Der eigens zur Bewertung der eingereichten Entwürfe eingerichtete Gutachterausschuss gab dem Vorschlag der Architektengemeinschaft Binder (Ertingen) und Lapatz (Stuttgart) den Vorzug. Die Baumaßnahmen wurden durch den strengen Winter 1962/1963, in welchem der Bodensee vollständig zugefroren war, wesentlich verzögert. Nur Ältere können mit dem Begriff "Seegfrörne" noch etwas anfangen und wissen, dass damals der Bodensee auf die gesamte Ausdehnung begangen und befahren werden konnte. Es war ein mutiger Schritt von Max Gotterbarm, gleich zu Beginn seiner Amtszeit als Bürgermeister ein neues Altersheim mit 40 Betten oben auf der Höhe des Kirchenberges, "bei de Leut und von de Leut", wie es der damalige Landrat Karl Anton Maier bei der Einweihung am 5.10.1963 nannte, zu bauen. Die zweite Hälfte des Zitats stimmt durch die fortschreitende Entwicklung der Gemeinde zwischenzeitlich allerdings nicht mehr, und das Haus St. Georg ist auch äußerlich das, was es innerlich immer war, nämlich im Herzen der Bürgerschaft der Gemeinde Ertingen.

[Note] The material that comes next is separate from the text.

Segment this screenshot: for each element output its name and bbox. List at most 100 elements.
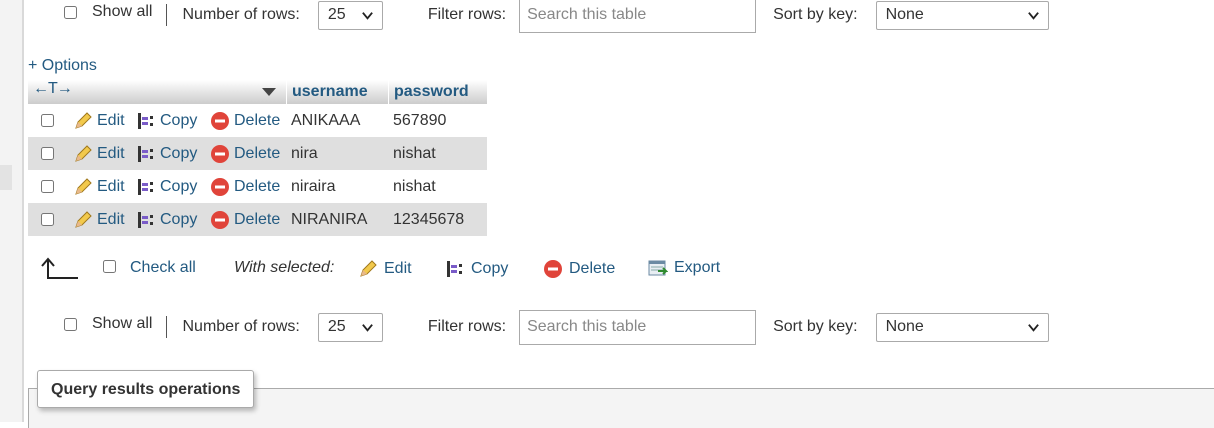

Das Objekt war damals nicht unumstritten, denn viele fürchteten, die Gemeinde würde sich finanziell völlig übernehmen. Besorgte Gemeinderäte hatten sogar vor dem Baubeschluss die Rechtsbehörde aufgesucht, um sich zu vergewissern, dass die Gemeinde durch das Objekt nicht verschuldet wurde. Sie hatten dann aber mehrheitlich den Weitblick, nicht nur so zu bauen, wie es dem seinerzeitigen Standard genügt hätte, sondern deutlich weiter zu gehen. Diese Eigenschaft hat den Ertinger Gemeinderat immer wieder ausgezeichnet, und viele Entwicklungen sind dadurch später viel leichter möglich gewesen. Die Seniorenwohnanlage wäre z. B. nicht an der optimalen Stelle möglich gewesen, wenn der Gemeinderat für die Michel-Buck-Schule und das Altersheim kleinkariert einen von vornherein beengten Standort ohne Ausdehnungsmöglichkeiten gewählt hätte. Mittelfristig zahlt sich dieser Weitblick immer wieder aus, denn eine öffentliche Einrichtung muss für Entwicklungen, die zwangsläufig durch veränderte Bedürfnisse der Bevölkerung entstehen, anpassungsfähig sein.

Das Haus hatte damals eine andere Konzeption. Es war als Altersheim gedacht. In ihm fanden ältere Menschen Platz, die sich noch weitgehend selbst versorgen konnten. Deshalb und da damals die Arbeitszeit noch umfangreicher war, konnte mit einem deutlich geringeren Personalkörper an die Aufgabe gegangen werden. Das Haus wurde von den 6 Ordensschwestern Demetria, Engilgunde, Eustochium, Fidanza, Irmunda und Pulchronia geführt, welche durch die Haus- und Küchenhilfen Frau Anna Schleicher und deren Tochter Frau Cäcilia Wagner, geb. Schleicher, in der Küche unterstützt wurden. Da der Gemeinde immer weniger Schwestern, zeitweilig sogar nur zwei, bereitgestellt werden konnten, wurde das im 2. Obergeschoss befindliche Refektorium ausgangs der 70-er Jahre verkleinert. Dadurch entstanden für das Altersheim 5 weitere Plätze.